Wednesday
3rd February fresh SW sunny intervals, 14C
Early
morning at Middlebeare, two foxes are well and truly stuck after
their night of passion. For two hours they stand back to back,
occasionally struggling to separate and snap at each other but to no
avail.
Three
spoonbills are out in the channel and a barn owl flaps past
moth-like.
As
for the foxes, I am videoing their predicament when suddenly they're
free. The larger of the two just sits looking exhausted. The smaller
one jumps around and dashes a few yards left and right before
rejoining the partner for some gentle jaw open sparring.
In
all my many years of watching nature I have never seen this before,
an eight-legged foxy pushme-pullyou.
To
Swanage after looking over for hen harriers with no luck I
cycle. Through the village of Corfe and along the undulating road I
cycle and go to a very dear friend, Perry's house. Unfortunately she
isn't in and so I leave a message on the door and start to explore
the old places I loved here back when Swanage was our home.
Around
to Peveril Point and the plaque to the husband of Perry, Gordon
Barnes, who died almost ten years ago. Gordon was the closest friend,
other than my last wife, Karen, that I ever had. Gordon was born in
Birmingham, like myself, yet in 1960 this young man became the
assistant warden at the Fair isle Bird Observatory. He then became a
crofter on that Fair Isle before leaving there in 1975 to sheep farm
in Wales. I met him in Swanage, at Peveril Point, after he and Perry
had retired from their third farm, a mixed farm in Devon. I
photographed the bike with Gordon's plaque.
A
phone call from Perry and a quick cycle ride to her house to spend an
afternoon looking at Gordon's Fair Isle notebooks; notebooks that
detailed incredibly rare birds that he's seen there. Page after page
of his notes and drawings, list after list of birding seen, birds
ringed and even one list detailing birds oiled by fulmars.

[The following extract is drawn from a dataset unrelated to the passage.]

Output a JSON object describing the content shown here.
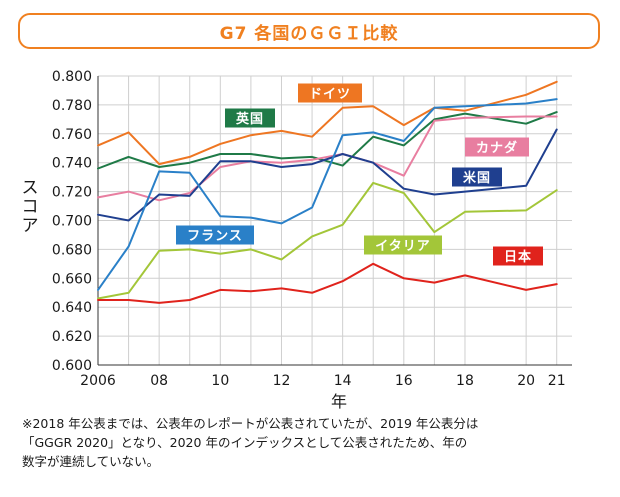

Hermit thrush, white's thrush, great bustard and a bird for which there is only one British record, great black-headed gull or Pallas' gull. A needle-tailed swift page even has a sharp needle tail feather stuck to the page!
Perry
had a present for me for days when it may be a bit chilly cycling, a
lovely pair of alpaca wool gloves. The afternoon goes quickly and
Perry phones another of my best friends, Pete Barratt, to warn him
that I am here. A meal at our favourite Bangaldesh restaurant is
arranged for the evening.
The
meal is as delicious as ever and the conversation is about lost
spouses and wildlife, holidays and birding. Pete had been out to
Georgia, near Azerbaijan, last year birding and had also driven out to
Sweden.
The
evening finishes back at Perry's house looking through photographs
from the happy days when both Gordon and Karen were alive and the
five of us used to spend so much time together. Photographs of
sitting in the garden on hot summer days, the best photograph to me
is of an alpine swift flying in front of my friends standing in a row
along a cliff edge above Peveril. What a bird and oh, what happy
days.
Year
list still at 149, twenty ahead of this time last year.